The council, on a 10-0 vote, moved to draft an ordinance that would reverse all the old ordinances and other rules that have withdrawn the streets from use, and address in the future appropriate measures for the “expected small number of streets” that may not be appropriate for public use.

Councilman Bob Blumenfield has been leading the drive on the council to address the issue. He said at first, he found it hard to believe that some streets in his district had been left unpaved for decades.

“This has been a very big issue for me in my district since I took office. There are so many streets out there, throughout the city, but particularly in my district, where you have no clue you are driving or walking on a street that is technically not in public use,” Blumenfield said during a meeting of the Public Works and Gang Reduction Committee earlier this month. “Constituents contact me and say, `How come my street hasn’t been paved in 80 years?’ And we say, `That can’t be the case,’ and we look into it and they are right — their street was taken out of public use in the 1930s.”

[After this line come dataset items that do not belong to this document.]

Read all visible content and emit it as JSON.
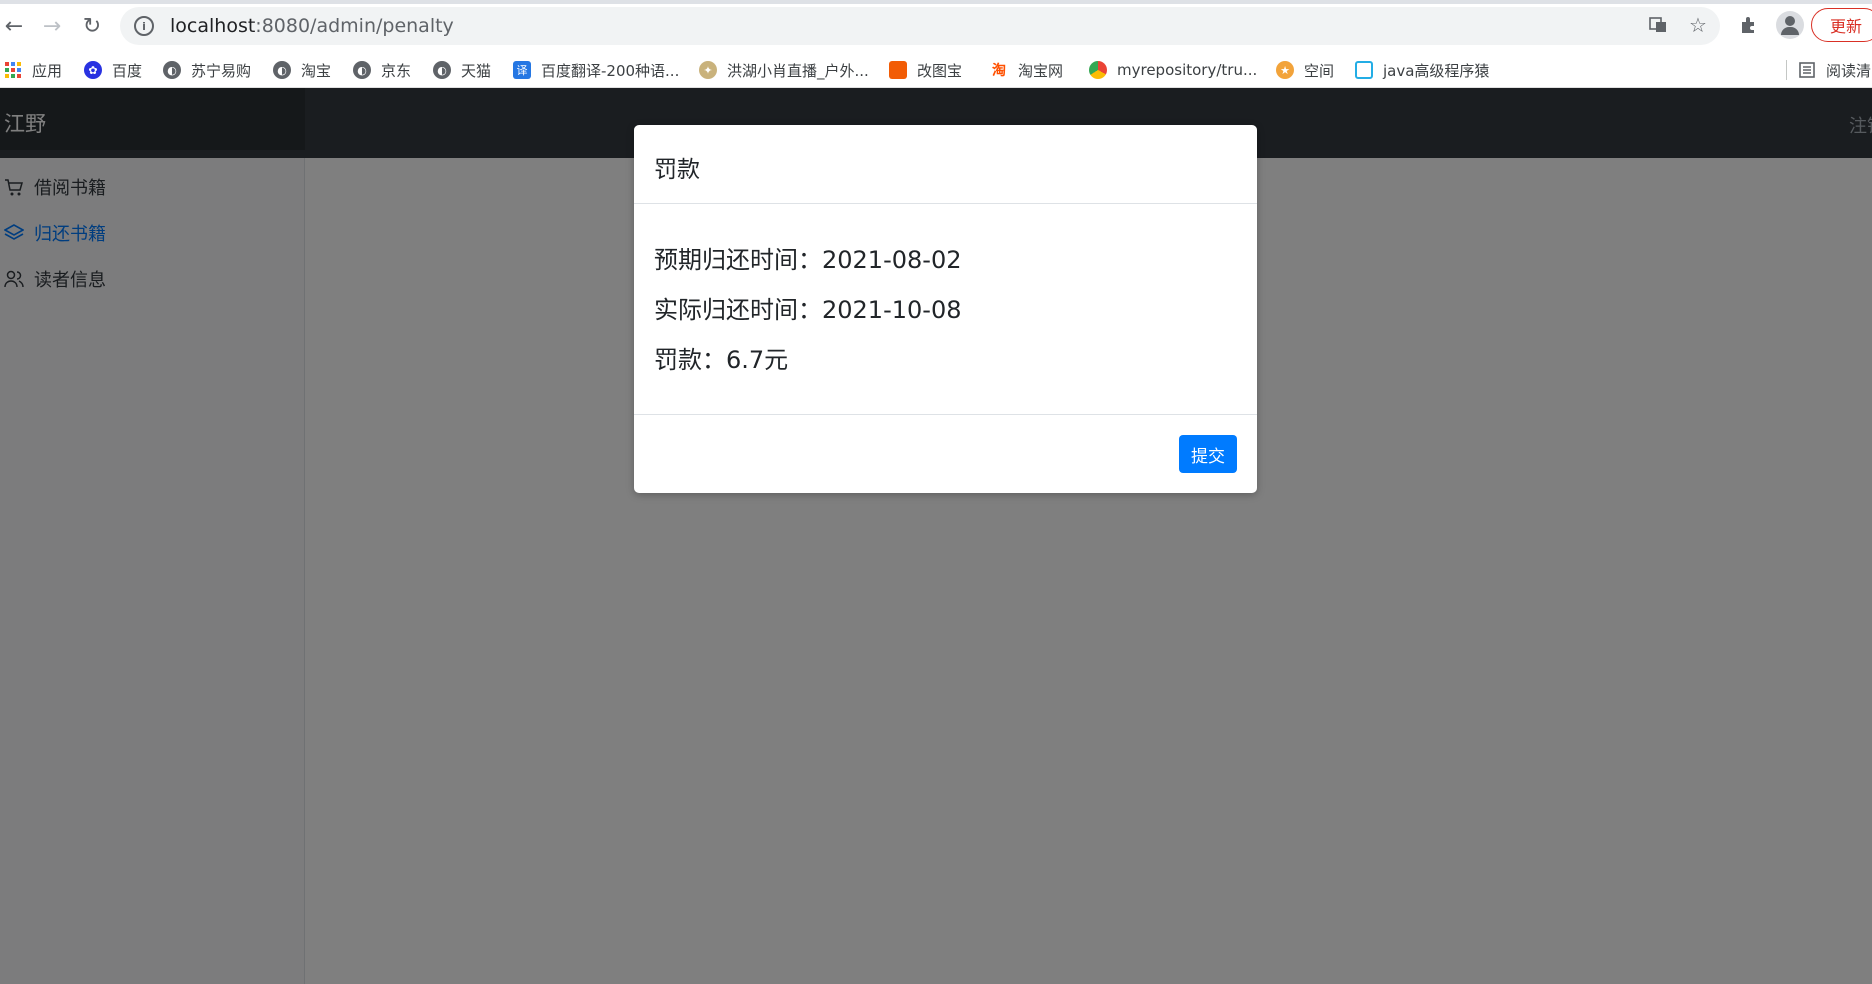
{
  "browser": {
    "url_host": "localhost",
    "url_rest": ":8080/admin/penalty",
    "update_label": "更新"
  },
  "bookmarks": [
    {
      "label": "应用",
      "icon": "apps-grid-icon"
    },
    {
      "label": "百度",
      "icon": "baidu-paw-icon"
    },
    {
      "label": "苏宁易购",
      "icon": "globe-icon"
    },
    {
      "label": "淘宝",
      "icon": "globe-icon"
    },
    {
      "label": "京东",
      "icon": "globe-icon"
    },
    {
      "label": "天猫",
      "icon": "globe-icon"
    },
    {
      "label": "百度翻译-200种语...",
      "icon": "translate-icon"
    },
    {
      "label": "洪湖小肖直播_户外...",
      "icon": "bird-icon"
    },
    {
      "label": "改图宝",
      "icon": "orange-square-icon"
    },
    {
      "label": "淘宝网",
      "icon": "taobao-icon"
    },
    {
      "label": "myrepository/tru...",
      "icon": "chrome-icon"
    },
    {
      "label": "空间",
      "icon": "qzone-icon"
    },
    {
      "label": "java高级程序猿",
      "icon": "bilibili-icon"
    }
  ],
  "reading_list_label": "阅读清",
  "colors": {
    "header_bg": "#343a40",
    "primary": "#007bff",
    "backdrop": "rgba(0,0,0,0.5)"
  },
  "app": {
    "brand": "江野",
    "header_link": "注销",
    "sidebar": [
      {
        "label": "借阅书籍",
        "icon": "cart-icon",
        "active": false
      },
      {
        "label": "归还书籍",
        "icon": "layers-icon",
        "active": true
      },
      {
        "label": "读者信息",
        "icon": "users-icon",
        "active": false
      }
    ]
  },
  "modal": {
    "title": "罚款",
    "expected_label": "预期归还时间：",
    "expected_value": "2021-08-02",
    "actual_label": "实际归还时间：",
    "actual_value": "2021-10-08",
    "fine_label": "罚款：",
    "fine_value": "6.7元",
    "submit_label": "提交"
  }
}
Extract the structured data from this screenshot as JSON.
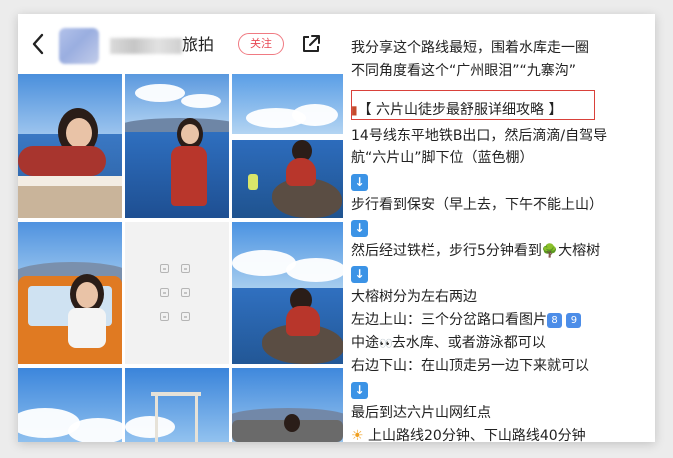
{
  "header": {
    "name_suffix": "旅拍",
    "follow_label": "关注"
  },
  "post": {
    "intro_line1": "我分享这个路线最短，围着水库走一圈",
    "intro_line2": "不同角度看这个“广州眼泪”“九寨沟”",
    "guide_title": "【 六片山徒步最舒服详细攻略 】",
    "step1_line1": "14号线东平地铁B出口，然后滴滴/自驾导",
    "step1_line2": "航“六片山”脚下位（蓝色棚）",
    "step2": "步行看到保安（早上去，下午不能上山）",
    "step3": "然后经过铁栏，步行5分钟看到",
    "step3_end": "大榕树",
    "step4_line1": "大榕树分为左右两边",
    "step4_line2_a": "左边上山：三个分岔路口看图片",
    "num8": "8",
    "num9": "9",
    "step4_line3_a": "中途",
    "step4_line3_b": "去水库、或者游泳都可以",
    "step4_line4": "右边下山：在山顶走另一边下来就可以",
    "step5": "最后到达六片山网红点",
    "step6": "上山路线20分钟、下山路线40分钟"
  },
  "icons": {
    "back": "chevron-left-icon",
    "share": "share-icon",
    "arrow": "arrow-down-icon",
    "tree": "tree-icon",
    "eyes": "eyes-icon",
    "sun": "sun-icon"
  },
  "colors": {
    "accent": "#e84a55",
    "highlight_border": "#d9413a",
    "arrow_blue": "#3b93e6"
  }
}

A city report requested by Blumenfield found that Los Angeles has 374 streets that have been withdrawn from use.

The report found that multiple ordinances and other City Council actions as far back as the 1930s have withdrawn streets from public use, and that in general, those ordinances authorize and direct the Board of Public Works to return streets to public use when they are found to be safe and passable.

But the Board of Public Works adopted a policy many years ago that required streets to be built out to city standards in determining safety and passability, which led to them not being reinstated for paving, even through other nearby streets might also not meet current city standards but haven’t been withdrawn and still receive regular maintenance.

This Kafkaesque-like scenario went unnoticed for decades, and the report found that many of the streets were still in use “even though they are technically withdrawn from public use.”

According to the report, Blumenfied’s district in the West San Fernando Valley has the most withdrawn streets, at 84. Councilman David Ryu, whose district includes the Hollywood Hills, has the second most, with 81.

The decision to withdraw streets was caused by a state statute that has since been repealed, according to the Los Angeles Times, and was intended in part to prevent liability claims against the city for damage from defective streets. But Ryu said he was not buying that legal argument.

“While these streets have been withdrawn, the city still has a liability on them, which makes absolutely no sense,” Ryu said.

Blumenfield said any unsafe street should be fully taken out of use.

“If a street is really not safe and it’s horribly dangerous, then people shouldn’t be driving on it,” Blumenfield said.